Note that telemetry does NOT target personal information. Telemetry is programmed to report only technical data about machines, connections, and Caddy instances; NOT end users, session IDs, cookies, etc. If you are considering turning off telemetry because of applicable laws, make sure the laws actually apply to you.
The recommended way to disable telemetry is to turn off only the metrics that you do not want to report. You can do this with the -disabled-metrics
CLI flag. (The disabled_metrics, timestamp, and instance_id metrics cannot be disabled individually.) This will prevent Caddy from collecting the specified information throughout the lifetime of the process, and is useful if, for example, you discover that a particular metric is causing your telemetry buffer to fill up too quickly under heavy load (there is a limit to how many items can be buffered for emission).
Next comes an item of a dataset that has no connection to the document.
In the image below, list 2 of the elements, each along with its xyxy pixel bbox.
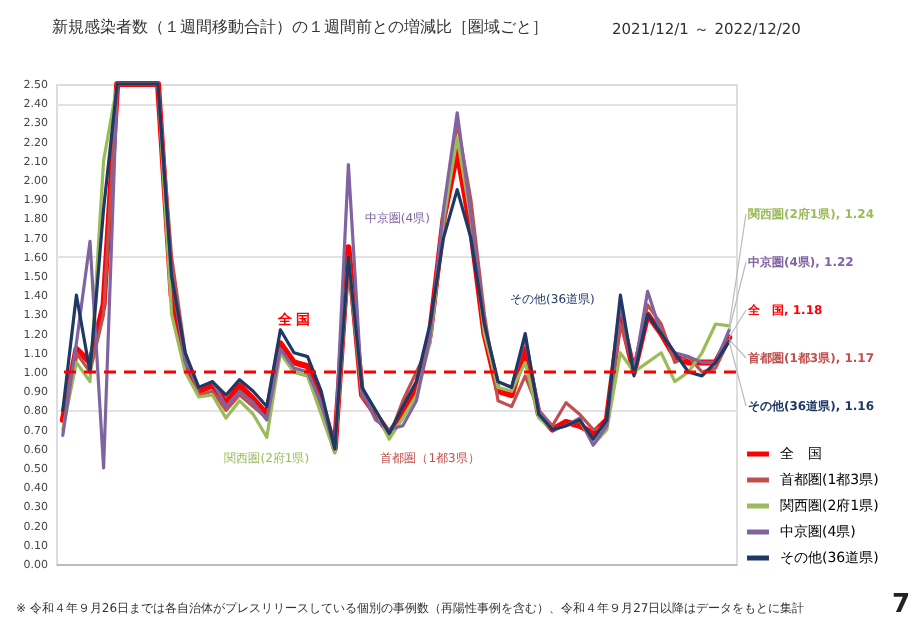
chart-title: 新規感染者数（１週間移動合計）の１週間前との増減比［圏域ごと］ [52,18,548,36]
text: 7 [892,590,911,620]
However, if you wish to disable telemetry entirely, it can be done at compile-time. When you download Caddy from the website, you can choose to have telemetry disabled. If building from source, you can set enableTelemetry
to false to turn it off. Note that if you disable telemetry you will not have the ability to look up your instance and view its metrics. It also does not contribute to the research efforts that are otherwise made possible, and it makes it difficult to diagnose problems and improve Caddy. We recommend leaving telemetry on to gain its benefits and to improve the Web overall.